14) Acrescentamos à página 1062 do livro, ao final do primeiro parágrafo do item 1.3, a seguinte nota de rodapé: No Curso Curso Questões controvertidas de Direito Militar : crítica e prática, realizado pela ESMPU, em palestra /estudo de caso/discusão realizada em 18 de março de 2016 a Analista Processual do MPM Renata Moura Rocha acrescentou  outro interessante argumento. Dizíamos que  inaptidão em inspeção de saúde não permite o processo e julgamento do insubmisso e do desertor por eles não mais possuírem aptidão para o serviço militar (folha 1067), porque precisavam ainda ter condições de ser militar (1102).  Renata lembrou que se quem não poderá servir ou prosseguir servindo não responde por tais crimes, que visam a fazer com que o agente sirva ou prossiga servindo,  não deve o civil partícipe responder por tais crimes, ambos com essa característica no rito especial próprio, pela mesma razão. Isso faz bastante sentido e pode ser uma das motivações desse relevante detalhe. Acrescento que no caso de praça com estabilidade e oficial, o crime visa a fazer com que o sente volte a cumprir seu dever militar e, “mutatis mutandis” pode-se seguir o mesmo raciocínio.

15) Às folhas 114, os dois últimos parágrafos ficam assim (colocamos negrito aqui para identificar trechos mudados e acrescentados, mas esses trechos ficam sem negrito na obra):

“De fato, a efetividade na luta para coibir a violência contra a mulher é muito maior nos crimes militares, o que não autoriza a interpretação de que se afastaria o CPM como medida de proteção à mulher. O único argumento que se poderia alegar em sentido contrário é sobre a Especialidade e sobre a previsão de pena maior prevista na Lei Maria da Penha, no entanto, não só a efetividade da investigação, celeridade e possível punição dão mais eficácia ao Direito penal, nesses casos, ainda que com pena menor, como também não se pode pretender deixar de aplicar a Lei prevista e respeitar o Princípio do Juiz natural apenas porque se quer aplicar uma pena maior a alguém. Na Justiça Militar, a possibilidade de impunidade por prescrição é mínima, pois é usualmente mais célere que os próprios juizados especiais que são vedados o que foi posteriormente confirmado pelo STF. E se a Especialidade neste caso se destina a uma proteção maior à mulher, por que optaríamos pela tutela menor?

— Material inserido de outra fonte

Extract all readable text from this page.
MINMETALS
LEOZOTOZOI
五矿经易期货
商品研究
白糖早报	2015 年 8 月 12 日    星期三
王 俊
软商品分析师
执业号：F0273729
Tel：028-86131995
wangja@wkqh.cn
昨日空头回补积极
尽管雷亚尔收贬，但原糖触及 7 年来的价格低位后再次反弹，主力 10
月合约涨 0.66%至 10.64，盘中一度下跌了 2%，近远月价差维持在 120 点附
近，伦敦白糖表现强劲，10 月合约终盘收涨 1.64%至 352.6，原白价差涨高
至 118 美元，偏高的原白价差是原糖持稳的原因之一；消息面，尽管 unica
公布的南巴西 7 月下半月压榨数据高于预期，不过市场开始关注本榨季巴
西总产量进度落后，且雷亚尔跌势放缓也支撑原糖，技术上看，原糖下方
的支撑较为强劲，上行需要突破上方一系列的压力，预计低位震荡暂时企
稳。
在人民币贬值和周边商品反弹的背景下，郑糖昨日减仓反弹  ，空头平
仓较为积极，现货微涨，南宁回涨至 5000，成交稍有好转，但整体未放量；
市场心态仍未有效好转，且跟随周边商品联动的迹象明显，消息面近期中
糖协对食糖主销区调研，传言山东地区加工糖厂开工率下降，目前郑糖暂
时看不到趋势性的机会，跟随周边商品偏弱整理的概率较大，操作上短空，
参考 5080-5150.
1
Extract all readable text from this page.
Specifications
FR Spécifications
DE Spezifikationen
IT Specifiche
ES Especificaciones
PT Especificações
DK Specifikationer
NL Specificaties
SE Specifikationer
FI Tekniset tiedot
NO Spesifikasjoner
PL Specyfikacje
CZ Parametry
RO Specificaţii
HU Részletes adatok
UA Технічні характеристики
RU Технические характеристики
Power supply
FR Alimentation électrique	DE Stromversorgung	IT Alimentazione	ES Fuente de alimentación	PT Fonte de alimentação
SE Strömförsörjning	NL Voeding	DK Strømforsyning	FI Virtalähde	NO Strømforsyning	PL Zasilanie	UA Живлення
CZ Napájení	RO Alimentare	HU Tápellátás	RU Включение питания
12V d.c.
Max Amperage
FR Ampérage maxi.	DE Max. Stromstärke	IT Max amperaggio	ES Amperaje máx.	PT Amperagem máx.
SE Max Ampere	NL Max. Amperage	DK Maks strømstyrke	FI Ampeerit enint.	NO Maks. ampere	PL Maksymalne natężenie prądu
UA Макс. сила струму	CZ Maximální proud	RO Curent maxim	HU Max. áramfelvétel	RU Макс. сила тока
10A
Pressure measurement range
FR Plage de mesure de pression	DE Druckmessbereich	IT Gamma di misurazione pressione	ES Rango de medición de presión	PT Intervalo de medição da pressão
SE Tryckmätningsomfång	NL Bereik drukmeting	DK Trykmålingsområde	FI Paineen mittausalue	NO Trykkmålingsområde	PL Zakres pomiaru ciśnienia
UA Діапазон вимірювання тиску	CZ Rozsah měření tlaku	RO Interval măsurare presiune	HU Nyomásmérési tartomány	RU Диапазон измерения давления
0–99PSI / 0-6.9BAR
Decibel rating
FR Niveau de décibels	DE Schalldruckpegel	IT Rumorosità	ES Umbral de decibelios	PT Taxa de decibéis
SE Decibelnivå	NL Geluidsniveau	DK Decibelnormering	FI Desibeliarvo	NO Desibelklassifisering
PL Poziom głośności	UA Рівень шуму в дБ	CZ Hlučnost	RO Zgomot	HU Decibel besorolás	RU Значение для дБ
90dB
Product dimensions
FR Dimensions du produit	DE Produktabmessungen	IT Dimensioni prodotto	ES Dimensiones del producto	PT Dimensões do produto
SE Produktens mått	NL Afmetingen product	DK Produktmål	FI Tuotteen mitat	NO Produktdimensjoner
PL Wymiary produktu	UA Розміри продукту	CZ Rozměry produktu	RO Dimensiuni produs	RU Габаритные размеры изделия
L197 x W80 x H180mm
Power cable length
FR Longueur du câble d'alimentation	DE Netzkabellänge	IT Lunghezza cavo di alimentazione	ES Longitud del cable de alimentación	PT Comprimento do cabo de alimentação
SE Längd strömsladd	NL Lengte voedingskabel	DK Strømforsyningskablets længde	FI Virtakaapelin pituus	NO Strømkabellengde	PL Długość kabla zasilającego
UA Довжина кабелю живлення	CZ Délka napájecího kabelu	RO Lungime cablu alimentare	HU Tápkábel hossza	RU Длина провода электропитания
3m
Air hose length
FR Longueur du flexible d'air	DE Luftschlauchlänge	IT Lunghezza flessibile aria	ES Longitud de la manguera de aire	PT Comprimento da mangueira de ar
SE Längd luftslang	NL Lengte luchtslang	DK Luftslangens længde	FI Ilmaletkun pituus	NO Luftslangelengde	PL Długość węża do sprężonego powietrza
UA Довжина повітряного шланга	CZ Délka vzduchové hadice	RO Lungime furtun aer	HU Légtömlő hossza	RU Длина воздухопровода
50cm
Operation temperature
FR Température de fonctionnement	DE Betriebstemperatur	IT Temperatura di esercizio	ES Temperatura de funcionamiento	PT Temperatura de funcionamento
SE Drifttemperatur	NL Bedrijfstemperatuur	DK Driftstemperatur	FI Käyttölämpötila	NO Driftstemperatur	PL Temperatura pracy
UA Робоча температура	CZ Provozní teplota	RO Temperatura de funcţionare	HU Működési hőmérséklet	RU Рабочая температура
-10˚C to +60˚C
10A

Concluindo: entendemos que os crimes militares praticados por um militar contra outro, sendo eles cônjuges, companheiros ou em uma das situações previstas na Lei Maria da Penha não deixam de ser crimes militares, valendo ressaltar, como dissemos antes que os crimes que envolvem, em seu tipo, as qualidades de superior e inferior, só se tipificarão se praticados em serviço vez que, em outra situação, aplicasse plenamente o disposto no artigo 226, 5º da CF.’